Set a clean stewpan over a slow fire, put into it three spoonfuls of lard or butter, a slice of ham or bacon, two onions chopped fine; dredge over it enough flour to absorb the grease, then add a pint and a-half of boiling water, or better still, plain beef stock.

Season this with a bunch of thyme, a bay leaf, and salt and pepper to taste.

Let it cook slowly for half an hour, then put the heads of the crayfish in and let them boil fifteen minutes. Serve rice with it.
—Lafcadio Hearn, La Cuisine Creole, 1885


December 2, 2008

In the nineteenth century, wealthy Southern plantation owners were quite fond of entertaining. When travel often took days, guests frequently stayed for several days at a time, if not weeks.

Lavish dinners were served, designed to show off the hosts’ hospitality as well as the abundance of the plantation.

Margaret Devereux was mistress of many large plantations owned by the Devereux family on the Roanoke River in eastern North Carolina.

In  Plantation Sketches (1906), she detailed the elegance and opulence of a typical meal.

“For a dinner of ten or twelve persons, including ourselves, there would be a ham at the head, a large roast turkey at the foot, a quarter of boiled mutton, a round of beef a la mode, and a boiled turkey stuffed with oysters,” she wrote. “In the middle of the table would be celery in tall cut-glass stands, on the sides cranberries in moulds and various kinds of pickles.

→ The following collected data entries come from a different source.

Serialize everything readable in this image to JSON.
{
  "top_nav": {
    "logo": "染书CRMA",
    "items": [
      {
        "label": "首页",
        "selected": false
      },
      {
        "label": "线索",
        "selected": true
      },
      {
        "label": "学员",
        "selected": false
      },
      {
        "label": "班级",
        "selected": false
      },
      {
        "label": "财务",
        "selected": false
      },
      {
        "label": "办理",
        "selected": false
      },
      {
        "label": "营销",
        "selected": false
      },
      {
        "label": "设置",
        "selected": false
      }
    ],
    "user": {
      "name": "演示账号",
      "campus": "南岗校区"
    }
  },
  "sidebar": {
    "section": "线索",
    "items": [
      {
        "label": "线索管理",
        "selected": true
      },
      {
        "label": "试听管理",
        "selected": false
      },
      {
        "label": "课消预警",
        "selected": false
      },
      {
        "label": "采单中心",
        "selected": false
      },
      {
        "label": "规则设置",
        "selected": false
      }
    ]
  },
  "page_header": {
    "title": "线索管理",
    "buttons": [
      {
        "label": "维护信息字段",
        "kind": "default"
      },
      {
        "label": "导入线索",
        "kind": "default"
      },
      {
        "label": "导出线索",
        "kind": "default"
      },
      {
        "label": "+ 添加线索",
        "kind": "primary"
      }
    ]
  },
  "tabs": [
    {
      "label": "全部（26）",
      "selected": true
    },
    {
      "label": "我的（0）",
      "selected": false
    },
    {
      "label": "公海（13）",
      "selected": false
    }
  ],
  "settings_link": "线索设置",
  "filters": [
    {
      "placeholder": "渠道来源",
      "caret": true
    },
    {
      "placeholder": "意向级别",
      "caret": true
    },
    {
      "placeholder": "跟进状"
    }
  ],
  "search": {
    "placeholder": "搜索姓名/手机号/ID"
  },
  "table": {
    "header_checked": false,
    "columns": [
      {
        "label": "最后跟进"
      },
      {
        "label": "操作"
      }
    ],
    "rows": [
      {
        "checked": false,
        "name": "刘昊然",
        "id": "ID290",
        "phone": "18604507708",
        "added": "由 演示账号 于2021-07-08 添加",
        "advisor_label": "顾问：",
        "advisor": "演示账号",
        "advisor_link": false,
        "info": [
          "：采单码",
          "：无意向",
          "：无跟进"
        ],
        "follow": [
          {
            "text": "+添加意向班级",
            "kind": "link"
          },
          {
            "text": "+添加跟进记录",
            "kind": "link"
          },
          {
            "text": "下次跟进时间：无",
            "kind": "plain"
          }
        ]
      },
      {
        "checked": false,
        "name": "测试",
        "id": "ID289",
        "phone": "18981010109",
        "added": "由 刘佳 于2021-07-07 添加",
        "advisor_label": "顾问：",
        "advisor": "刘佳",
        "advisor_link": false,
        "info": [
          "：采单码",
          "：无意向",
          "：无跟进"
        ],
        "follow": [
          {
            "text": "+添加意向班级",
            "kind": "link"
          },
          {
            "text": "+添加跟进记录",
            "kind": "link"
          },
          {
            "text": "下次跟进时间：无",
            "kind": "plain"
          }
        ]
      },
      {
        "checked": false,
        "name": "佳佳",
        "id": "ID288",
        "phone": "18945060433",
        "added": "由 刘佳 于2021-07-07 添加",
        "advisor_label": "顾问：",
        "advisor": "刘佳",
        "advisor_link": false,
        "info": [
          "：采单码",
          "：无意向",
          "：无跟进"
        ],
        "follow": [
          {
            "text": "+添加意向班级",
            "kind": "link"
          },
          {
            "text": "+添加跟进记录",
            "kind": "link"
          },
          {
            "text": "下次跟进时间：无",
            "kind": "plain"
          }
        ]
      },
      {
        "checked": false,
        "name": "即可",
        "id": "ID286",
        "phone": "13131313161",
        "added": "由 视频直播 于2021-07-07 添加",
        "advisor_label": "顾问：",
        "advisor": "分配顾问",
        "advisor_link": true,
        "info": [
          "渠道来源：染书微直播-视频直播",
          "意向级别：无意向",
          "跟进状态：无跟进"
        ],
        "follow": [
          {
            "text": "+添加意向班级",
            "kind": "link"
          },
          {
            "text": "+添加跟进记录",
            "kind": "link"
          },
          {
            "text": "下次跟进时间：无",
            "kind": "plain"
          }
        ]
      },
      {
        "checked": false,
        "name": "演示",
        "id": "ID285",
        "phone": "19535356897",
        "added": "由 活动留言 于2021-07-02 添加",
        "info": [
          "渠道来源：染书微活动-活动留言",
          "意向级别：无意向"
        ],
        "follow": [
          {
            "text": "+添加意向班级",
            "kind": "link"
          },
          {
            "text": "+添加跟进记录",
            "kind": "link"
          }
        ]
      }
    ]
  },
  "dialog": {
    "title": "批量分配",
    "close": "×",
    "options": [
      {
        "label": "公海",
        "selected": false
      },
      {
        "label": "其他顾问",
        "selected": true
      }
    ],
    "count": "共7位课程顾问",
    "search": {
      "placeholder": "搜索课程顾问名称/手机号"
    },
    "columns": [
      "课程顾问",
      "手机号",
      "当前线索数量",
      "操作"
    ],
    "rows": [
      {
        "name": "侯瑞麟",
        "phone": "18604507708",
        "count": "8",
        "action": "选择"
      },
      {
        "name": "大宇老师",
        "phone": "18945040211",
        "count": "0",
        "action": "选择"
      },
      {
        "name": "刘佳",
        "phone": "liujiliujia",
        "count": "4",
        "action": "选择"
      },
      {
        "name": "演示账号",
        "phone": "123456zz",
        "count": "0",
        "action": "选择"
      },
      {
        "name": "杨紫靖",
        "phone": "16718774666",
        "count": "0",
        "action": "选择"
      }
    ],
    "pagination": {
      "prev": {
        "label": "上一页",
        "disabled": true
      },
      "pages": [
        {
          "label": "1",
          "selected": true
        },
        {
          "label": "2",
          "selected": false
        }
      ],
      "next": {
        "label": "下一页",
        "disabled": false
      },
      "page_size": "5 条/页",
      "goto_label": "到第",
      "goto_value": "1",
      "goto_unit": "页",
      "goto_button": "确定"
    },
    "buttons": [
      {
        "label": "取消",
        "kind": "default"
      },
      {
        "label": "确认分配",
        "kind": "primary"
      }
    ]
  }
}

With these would be served either four or six dishes of vegetables and scalloped oysters, handed hot from the plate-warmer. The dessert would be a plum pudding, clear stewed apples with cream, with a waiter in the centre filled with calf’s-foot jelly, syllabub in glasses, and cocoanut or cheese-cake puddings at the corners. The first cloth was removed with the meats. For a larger entertainment, a roast pig would be added; ice-cream would take the place of stewed apples. The dessert cloth would be removed with the dessert, and the decanters and fruit set upon the bare mahogany, with the decanters in coasters; cigars would follow, after the ladies had left, of course.”